Asterisk is a phenomenal open source phone system I have used and managed for many years. Recently I was presented with two issues a few weeks apart that had the same cause, but different symptoms.
Problem
In the first, a phone would simply ring directly to voicemail. In the second, a series of strange behaviours would occur, causing the overall system to misbehave. Calls would be picked up before a human could answer and would present the caller with music, but ultimately would go nowhere, frustrationg everyone. The linux box would begin to show signs of high load averages, leading to new issues.
When using the Asterisk CLI to show the current calls, I noticed a lot of phantom calls that I had not seen before, nor could I find answers via google.
The cause of both were a few mistyped keys turning on call forwarding. In both situations, you could not tell by looking at the SIP phone (Polycom 501 and 601). It's forwarding display showed no forwarding was enabled and I made certain that there was no forwarding destination typed in regardless.
The cause was dicovered through studying the logs. I found this:
Feb 3 09:25:03 VERBOSE[27828] logger.c: dialparties.agi: Extension 200 has call forward on busy set to 0
Meaning that in this case, extension 200 was forwarding to a number/extension 0
when it was busy. That extension is nonexistent.

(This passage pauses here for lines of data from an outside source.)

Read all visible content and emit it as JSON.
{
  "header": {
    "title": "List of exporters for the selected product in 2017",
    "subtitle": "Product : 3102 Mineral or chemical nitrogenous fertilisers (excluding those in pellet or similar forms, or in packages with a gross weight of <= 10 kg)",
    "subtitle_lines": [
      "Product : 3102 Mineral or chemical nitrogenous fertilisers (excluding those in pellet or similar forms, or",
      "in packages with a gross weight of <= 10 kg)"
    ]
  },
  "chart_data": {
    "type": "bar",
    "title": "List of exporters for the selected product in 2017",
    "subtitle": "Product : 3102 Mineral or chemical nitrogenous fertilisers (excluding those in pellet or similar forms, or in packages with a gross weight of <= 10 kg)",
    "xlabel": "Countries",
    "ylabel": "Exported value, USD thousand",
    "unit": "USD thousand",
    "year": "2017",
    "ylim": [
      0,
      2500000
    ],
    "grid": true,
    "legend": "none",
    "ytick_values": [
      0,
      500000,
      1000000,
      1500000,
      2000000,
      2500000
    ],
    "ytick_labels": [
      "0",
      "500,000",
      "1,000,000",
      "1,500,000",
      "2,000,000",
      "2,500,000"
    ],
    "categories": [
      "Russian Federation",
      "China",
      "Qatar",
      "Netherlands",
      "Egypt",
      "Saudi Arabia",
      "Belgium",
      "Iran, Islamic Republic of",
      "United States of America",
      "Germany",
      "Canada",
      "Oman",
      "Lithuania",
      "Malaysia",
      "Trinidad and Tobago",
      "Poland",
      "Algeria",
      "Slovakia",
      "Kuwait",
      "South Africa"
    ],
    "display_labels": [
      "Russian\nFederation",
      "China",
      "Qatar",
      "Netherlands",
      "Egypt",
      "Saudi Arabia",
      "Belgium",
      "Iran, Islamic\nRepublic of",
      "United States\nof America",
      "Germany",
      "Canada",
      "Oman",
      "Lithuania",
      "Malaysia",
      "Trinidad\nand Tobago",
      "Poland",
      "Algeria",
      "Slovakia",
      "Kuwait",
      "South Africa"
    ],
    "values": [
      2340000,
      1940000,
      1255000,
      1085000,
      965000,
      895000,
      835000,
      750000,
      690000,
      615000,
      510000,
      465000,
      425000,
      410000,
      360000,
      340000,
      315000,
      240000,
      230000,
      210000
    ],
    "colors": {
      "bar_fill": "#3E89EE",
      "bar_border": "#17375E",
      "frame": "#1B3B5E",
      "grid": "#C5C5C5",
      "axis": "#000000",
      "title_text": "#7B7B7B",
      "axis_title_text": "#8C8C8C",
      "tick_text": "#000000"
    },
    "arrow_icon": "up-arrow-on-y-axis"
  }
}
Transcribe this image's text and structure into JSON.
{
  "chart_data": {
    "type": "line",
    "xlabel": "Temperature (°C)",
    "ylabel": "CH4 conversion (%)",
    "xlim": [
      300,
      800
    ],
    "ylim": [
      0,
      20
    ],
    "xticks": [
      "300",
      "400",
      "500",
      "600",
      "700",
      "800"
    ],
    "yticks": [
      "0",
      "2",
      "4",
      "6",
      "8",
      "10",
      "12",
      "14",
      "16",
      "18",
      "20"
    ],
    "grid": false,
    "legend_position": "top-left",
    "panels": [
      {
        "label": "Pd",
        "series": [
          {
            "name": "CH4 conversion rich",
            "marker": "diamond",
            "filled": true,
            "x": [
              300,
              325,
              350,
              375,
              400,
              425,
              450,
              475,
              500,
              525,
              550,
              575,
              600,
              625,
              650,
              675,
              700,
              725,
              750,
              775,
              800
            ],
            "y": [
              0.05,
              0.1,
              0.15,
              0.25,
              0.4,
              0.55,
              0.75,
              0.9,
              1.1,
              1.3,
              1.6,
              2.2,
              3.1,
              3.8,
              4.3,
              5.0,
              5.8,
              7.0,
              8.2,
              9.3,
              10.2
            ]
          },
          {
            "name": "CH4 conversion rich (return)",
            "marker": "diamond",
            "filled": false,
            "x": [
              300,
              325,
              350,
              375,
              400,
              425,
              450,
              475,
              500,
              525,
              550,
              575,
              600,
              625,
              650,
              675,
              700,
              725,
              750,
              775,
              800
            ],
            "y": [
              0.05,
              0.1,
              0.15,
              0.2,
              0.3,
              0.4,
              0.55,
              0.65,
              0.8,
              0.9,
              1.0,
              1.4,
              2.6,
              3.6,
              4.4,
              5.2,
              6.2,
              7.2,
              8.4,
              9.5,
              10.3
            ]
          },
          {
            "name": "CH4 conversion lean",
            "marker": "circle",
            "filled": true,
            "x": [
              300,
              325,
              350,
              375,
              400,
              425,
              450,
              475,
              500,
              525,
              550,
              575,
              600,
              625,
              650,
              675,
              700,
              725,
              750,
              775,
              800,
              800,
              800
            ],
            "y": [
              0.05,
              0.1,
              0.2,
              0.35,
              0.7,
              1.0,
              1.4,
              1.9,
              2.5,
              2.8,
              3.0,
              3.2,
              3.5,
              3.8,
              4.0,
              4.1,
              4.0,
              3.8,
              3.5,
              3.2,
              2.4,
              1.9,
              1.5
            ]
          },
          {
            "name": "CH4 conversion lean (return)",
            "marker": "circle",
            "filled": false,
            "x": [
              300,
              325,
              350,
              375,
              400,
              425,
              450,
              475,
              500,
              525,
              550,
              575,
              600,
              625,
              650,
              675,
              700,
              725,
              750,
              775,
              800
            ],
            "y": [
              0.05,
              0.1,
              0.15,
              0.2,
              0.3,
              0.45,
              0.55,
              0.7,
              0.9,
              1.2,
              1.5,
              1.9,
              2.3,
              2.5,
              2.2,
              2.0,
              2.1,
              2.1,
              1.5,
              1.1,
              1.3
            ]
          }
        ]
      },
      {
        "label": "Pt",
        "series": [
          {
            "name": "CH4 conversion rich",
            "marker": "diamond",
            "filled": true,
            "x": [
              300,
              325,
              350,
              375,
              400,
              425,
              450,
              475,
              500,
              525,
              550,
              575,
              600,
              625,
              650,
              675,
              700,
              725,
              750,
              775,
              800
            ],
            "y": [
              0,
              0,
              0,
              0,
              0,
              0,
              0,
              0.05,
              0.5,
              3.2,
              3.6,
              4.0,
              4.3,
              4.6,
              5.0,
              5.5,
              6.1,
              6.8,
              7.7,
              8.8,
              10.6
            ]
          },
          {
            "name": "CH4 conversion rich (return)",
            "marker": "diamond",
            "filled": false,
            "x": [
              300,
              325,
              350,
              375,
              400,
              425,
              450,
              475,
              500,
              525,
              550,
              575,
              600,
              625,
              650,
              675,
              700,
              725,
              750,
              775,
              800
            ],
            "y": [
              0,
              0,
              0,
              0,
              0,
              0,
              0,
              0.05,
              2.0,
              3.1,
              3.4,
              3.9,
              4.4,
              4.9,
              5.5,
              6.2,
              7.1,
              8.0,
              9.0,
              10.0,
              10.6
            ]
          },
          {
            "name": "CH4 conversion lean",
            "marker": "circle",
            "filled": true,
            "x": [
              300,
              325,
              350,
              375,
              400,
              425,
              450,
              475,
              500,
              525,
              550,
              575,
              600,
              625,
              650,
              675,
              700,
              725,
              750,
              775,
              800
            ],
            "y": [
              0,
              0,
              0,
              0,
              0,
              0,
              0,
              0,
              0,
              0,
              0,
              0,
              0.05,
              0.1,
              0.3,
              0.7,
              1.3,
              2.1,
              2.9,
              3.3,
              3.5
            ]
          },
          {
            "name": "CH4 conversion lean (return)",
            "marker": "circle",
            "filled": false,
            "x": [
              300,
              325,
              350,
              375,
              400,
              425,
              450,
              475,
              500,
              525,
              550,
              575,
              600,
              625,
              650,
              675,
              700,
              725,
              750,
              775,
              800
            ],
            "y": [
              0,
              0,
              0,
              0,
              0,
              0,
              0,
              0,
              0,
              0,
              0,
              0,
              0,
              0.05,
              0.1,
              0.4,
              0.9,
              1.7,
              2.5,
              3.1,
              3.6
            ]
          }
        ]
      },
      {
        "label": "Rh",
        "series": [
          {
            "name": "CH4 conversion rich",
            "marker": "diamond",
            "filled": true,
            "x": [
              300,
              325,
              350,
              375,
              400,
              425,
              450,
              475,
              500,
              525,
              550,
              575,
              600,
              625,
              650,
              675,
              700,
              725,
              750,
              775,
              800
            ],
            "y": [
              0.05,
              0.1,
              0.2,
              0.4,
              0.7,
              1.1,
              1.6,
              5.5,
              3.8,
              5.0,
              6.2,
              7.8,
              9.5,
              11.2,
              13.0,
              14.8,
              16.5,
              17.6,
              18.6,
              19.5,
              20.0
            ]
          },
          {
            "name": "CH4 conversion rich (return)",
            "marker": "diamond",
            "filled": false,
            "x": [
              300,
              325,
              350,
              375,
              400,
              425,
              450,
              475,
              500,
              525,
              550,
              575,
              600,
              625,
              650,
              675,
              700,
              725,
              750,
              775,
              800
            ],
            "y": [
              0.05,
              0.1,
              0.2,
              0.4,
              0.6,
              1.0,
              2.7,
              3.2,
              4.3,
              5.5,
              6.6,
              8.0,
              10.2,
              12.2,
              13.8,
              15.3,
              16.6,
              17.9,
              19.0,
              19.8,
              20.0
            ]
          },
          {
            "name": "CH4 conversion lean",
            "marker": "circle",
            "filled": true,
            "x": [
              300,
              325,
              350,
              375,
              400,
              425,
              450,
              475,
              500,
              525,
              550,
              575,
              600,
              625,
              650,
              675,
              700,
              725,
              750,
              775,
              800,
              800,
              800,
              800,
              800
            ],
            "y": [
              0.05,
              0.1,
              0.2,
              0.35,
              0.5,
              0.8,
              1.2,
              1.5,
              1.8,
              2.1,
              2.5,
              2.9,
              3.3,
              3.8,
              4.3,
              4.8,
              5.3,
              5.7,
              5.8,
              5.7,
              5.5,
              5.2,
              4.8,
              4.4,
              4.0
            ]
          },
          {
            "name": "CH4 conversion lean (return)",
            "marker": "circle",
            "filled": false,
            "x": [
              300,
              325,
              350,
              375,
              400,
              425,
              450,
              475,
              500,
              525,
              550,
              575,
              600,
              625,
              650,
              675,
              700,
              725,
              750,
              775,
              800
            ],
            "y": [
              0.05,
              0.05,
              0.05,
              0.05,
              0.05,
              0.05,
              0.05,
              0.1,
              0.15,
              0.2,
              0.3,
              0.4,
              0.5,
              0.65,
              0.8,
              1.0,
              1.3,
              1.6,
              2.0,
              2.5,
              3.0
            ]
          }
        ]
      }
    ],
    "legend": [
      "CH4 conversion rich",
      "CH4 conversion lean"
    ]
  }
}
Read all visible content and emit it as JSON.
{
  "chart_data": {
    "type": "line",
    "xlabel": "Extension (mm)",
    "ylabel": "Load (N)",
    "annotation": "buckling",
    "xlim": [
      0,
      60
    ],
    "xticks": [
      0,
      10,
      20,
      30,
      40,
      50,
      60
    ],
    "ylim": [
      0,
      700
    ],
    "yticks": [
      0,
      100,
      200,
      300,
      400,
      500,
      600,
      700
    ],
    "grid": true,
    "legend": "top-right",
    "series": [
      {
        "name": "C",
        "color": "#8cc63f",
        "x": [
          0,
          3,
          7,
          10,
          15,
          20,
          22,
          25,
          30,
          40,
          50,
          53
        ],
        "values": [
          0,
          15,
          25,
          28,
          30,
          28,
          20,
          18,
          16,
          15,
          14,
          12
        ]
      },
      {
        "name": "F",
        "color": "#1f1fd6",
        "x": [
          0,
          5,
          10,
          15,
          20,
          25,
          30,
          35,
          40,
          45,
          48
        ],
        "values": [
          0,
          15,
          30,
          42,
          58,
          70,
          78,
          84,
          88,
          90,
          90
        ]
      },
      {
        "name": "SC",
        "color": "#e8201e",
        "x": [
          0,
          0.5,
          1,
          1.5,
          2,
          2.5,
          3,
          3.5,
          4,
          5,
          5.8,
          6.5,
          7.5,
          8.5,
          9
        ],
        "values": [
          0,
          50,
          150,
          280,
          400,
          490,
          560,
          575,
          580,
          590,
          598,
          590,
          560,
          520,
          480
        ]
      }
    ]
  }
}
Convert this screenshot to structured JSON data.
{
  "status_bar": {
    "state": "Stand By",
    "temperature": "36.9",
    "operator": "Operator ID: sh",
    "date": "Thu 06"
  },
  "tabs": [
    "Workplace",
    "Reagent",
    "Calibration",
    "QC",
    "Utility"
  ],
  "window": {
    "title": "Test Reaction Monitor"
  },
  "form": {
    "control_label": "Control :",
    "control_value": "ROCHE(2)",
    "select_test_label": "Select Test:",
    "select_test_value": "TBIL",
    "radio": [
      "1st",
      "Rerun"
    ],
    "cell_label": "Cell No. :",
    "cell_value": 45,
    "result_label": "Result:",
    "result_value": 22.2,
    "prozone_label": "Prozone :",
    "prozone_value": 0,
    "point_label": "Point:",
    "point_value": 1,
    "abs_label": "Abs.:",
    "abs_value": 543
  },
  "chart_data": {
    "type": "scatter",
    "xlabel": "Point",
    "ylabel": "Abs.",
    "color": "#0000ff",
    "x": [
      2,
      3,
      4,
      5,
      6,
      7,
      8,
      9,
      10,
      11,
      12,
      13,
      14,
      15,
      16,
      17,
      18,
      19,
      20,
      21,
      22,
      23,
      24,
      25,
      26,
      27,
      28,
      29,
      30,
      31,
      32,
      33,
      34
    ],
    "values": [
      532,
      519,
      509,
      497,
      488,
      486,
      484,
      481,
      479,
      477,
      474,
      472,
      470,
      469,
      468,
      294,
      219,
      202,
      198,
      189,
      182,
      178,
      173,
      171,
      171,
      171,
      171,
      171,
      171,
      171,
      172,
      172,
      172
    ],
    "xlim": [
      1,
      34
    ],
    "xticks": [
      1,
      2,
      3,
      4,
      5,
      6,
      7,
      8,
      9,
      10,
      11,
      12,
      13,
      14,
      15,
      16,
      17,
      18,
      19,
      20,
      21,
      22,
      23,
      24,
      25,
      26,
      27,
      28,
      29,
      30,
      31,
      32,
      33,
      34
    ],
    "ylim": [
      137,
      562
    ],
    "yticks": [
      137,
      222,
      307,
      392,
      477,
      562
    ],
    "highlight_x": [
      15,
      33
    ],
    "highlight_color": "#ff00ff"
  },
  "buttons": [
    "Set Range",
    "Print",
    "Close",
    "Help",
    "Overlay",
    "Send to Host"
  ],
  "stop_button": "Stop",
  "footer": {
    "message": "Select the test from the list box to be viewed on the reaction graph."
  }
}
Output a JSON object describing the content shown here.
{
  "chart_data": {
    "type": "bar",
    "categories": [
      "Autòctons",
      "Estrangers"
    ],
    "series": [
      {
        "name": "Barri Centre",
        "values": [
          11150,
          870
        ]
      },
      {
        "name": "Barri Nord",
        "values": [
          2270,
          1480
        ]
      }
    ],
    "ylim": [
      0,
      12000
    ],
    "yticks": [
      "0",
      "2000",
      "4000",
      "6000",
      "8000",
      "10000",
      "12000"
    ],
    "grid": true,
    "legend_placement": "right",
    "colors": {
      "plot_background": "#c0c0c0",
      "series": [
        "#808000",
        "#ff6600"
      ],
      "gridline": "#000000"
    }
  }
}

The logs were filled with phantom calls to
Local/0@from-internal...
.
When suspicious that this (forwarding) could be occuring, search the logs for the phrase has call forward on
.
There are two ways to turn call forwarding on:
- Using the phone function keys.
- Using the phone system feature codes.
In this case, the phone has a function/button called "Forward" that starts the process, but my phones were all clear here...adding to the difficulty in troubleshooting the problem.
Solved
The solution to the issue was to use the phone system "Feature Codes":
*72 — Call Forward activate
*73 — Call Forward deactivate
*90 — Call Forward on Busy activate
*91 — Call Forward on Busy deactivate
I needed to have someone use the deactivate codes on the phone itself to end this behaviour. Since the phone itself reported that no forwarding was enabled, this was the only other option...then test.
One thing to note is that if a loop develops ( where a phone is called and the phone then forwards the call to a ringroup where the same phone is a member and is now called again .... the loop starts ), that the cycle will sap the resources of the best systems.